Mais, que font mon casque et ma dague dans cette vitrine au Clos des Sources ? Pourquoi tous ces visiteurs les regardent, les détaillent et font des commentaires pas toujours très agréables sur son propriétaire ? Ils ne me connaissent même pas ! Comment mes affaires personnelles ont pu devenir une attraction, comme tous ces objets de tous les âges ? Ici, sont exposés des huîtres millénaires du temps où les eaux recouvraient la ville, des outils du Moyen Âge avec la culture de la vigne et l’exploitation de la pierre qui construisit des monuments de Paris et l’église Saint-Hermeland, toute la collection de Maugarny dont des reliques de la Préhistoire, et bien d’autres objets racontant la vie de ce village devenu ville. Et mon casque et ma dague !
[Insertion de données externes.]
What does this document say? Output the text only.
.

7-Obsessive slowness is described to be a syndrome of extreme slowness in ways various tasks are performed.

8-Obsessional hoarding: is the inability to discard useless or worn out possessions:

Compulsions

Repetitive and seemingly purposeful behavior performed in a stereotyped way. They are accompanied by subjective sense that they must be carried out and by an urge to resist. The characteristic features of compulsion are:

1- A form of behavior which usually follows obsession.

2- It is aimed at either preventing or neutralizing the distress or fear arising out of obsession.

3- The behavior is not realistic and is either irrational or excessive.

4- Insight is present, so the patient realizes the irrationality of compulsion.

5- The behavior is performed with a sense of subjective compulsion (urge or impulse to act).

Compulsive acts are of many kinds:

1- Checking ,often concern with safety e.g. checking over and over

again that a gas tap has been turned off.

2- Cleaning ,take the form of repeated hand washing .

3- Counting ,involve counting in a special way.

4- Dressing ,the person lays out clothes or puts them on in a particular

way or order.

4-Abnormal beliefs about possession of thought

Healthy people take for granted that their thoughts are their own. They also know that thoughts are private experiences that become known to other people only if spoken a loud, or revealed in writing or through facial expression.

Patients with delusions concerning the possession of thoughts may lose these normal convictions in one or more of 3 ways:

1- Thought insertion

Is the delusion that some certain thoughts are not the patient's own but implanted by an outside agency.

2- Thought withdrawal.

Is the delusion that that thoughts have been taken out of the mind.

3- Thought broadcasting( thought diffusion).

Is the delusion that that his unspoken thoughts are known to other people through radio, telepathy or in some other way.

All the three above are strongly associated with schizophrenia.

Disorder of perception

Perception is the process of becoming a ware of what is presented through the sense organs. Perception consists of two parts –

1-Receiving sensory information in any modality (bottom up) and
Que je me souvienne. Parti, en pleine jeunesse, de Dantzig, ville de ma chère Prusse natale, et ayant quitté toute ma famille, je me suis enrôlé dans l’armée pour une guerre qu’on m’avait dite inévitable et pour vaincre ces belliqueux Français. J’ai échappé bien souvent de justesse à des assauts sanguinaires pour enfin arriver aux portes de Paris.
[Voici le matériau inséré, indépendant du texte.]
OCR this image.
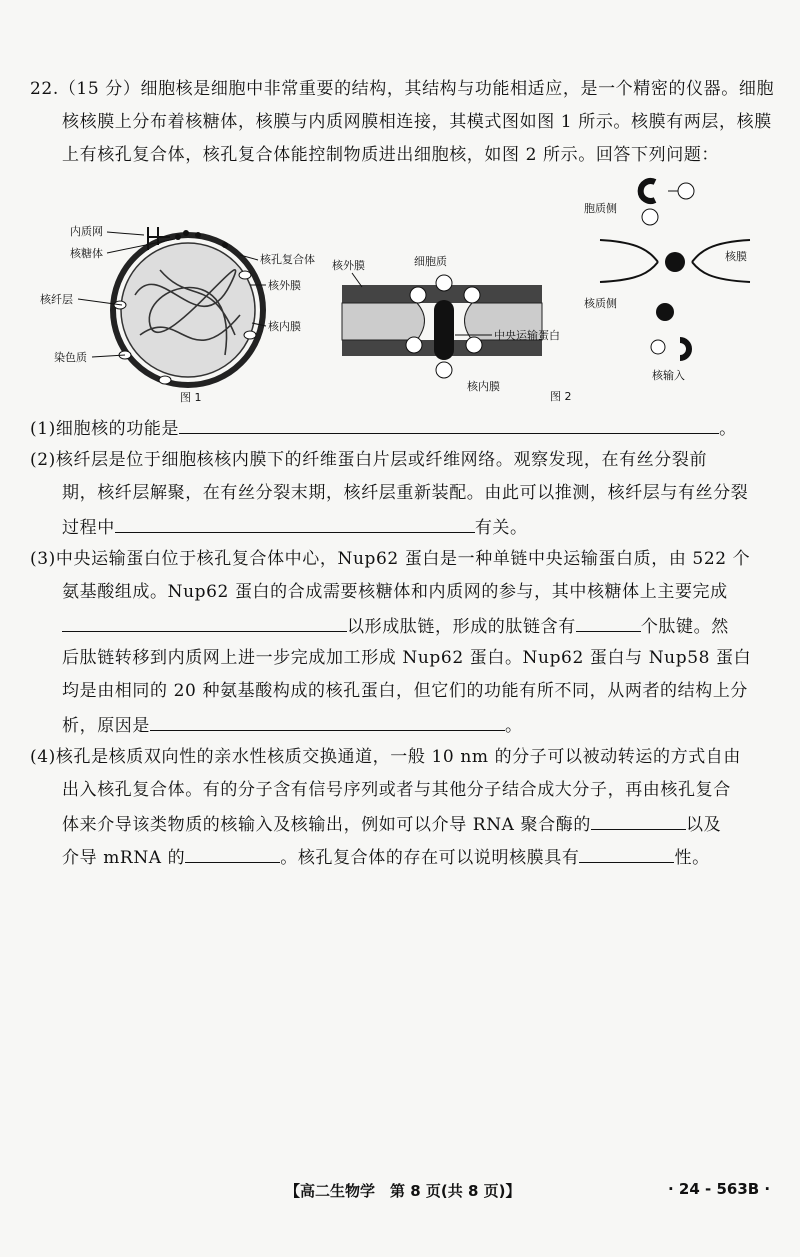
22.（15 分）细胞核是细胞中非常重要的结构，其结构与功能相适应，是一个精密的仪器。细胞
核核膜上分布着核糖体，核膜与内质网膜相连接，其模式图如图 1 所示。核膜有两层，核膜
上有核孔复合体，核孔复合体能控制物质进出细胞核，如图 2 所示。回答下列问题：
内质网
核糖体	核孔复合体
核外膜
核纤层
核内膜
染色质
图 1
核外膜	细胞质
中央运输蛋白
核内膜
图 2
胞质侧
核膜
核质侧
核输入
(1)细胞核的功能是	。
(2)核纤层是位于细胞核核内膜下的纤维蛋白片层或纤维网络。观察发现，在有丝分裂前
期，核纤层解聚，在有丝分裂末期，核纤层重新装配。由此可以推测，核纤层与有丝分裂
过程中	有关。
(3)中央运输蛋白位于核孔复合体中心，Nup62 蛋白是一种单链中央运输蛋白质，由 522 个
氨基酸组成。Nup62 蛋白的合成需要核糖体和内质网的参与，其中核糖体上主要完成
以形成肽链，形成的肽链含有	个肽键。然
后肽链转移到内质网上进一步完成加工形成 Nup62 蛋白。Nup62 蛋白与 Nup58 蛋白
均是由相同的 20 种氨基酸构成的核孔蛋白，但它们的功能有所不同，从两者的结构上分
析，原因是	。
(4)核孔是核质双向性的亲水性核质交换通道，一般 10 nm 的分子可以被动转运的方式自由
出入核孔复合体。有的分子含有信号序列或者与其他分子结合成大分子，再由核孔复合
体来介导该类物质的核输入及核输出，例如可以介导 RNA 聚合酶的	以及
介导 mRNA 的	。核孔复合体的存在可以说明核膜具有	性。
【高二生物学　第 8 页(共 8 页)】	· 24 - 563B ·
Mais, ici, dans le village de Bagneux, les combats ont duré plusieurs jours. Entre escarmouches, barricades, feu de l’artillerie et combats au corps à corps, les champs de bataille sont jonchés de morts, d’agonisants et de corps couverts de sang.

Ah, je me rappelle. J’ai reçu une balle dans l’épaule. Mon Dieu, quelle douleur. J’ai chuté au sol, la face contre terre. C’est là que mon casque a quitté ma tête et que ma main a lâché ma dague. C’est là que le trou noir est arrivé et la perte du temps. Quand j’ai rouvert les yeux, c’était la nuit, il faisait noir et froid. Et ce silence après le fracas des combats. Un silence perçé par les râles des agonisants. Mon épaule me remit en mémoire la balle qui l’avait traversée. Le sang que j’avais perdu m’avait rendu trop faible pour me mettre debout. Je rampais jusqu’à un trou fait par un obus et m’y glissais pour me cacher le temps de reprendre des forces. Mais, il m’engouffra et je ne pus me retenir. Je ne pus que me laisser absorber par cette gueule de terre. Le choc de l’arrivée sur le sol d’une grande salle de pierre blanche éclairée par les rayons de la pleine lune, sûrement une ancienne carrière, fut rude. Encore le trou noir, mais celui-là définitif.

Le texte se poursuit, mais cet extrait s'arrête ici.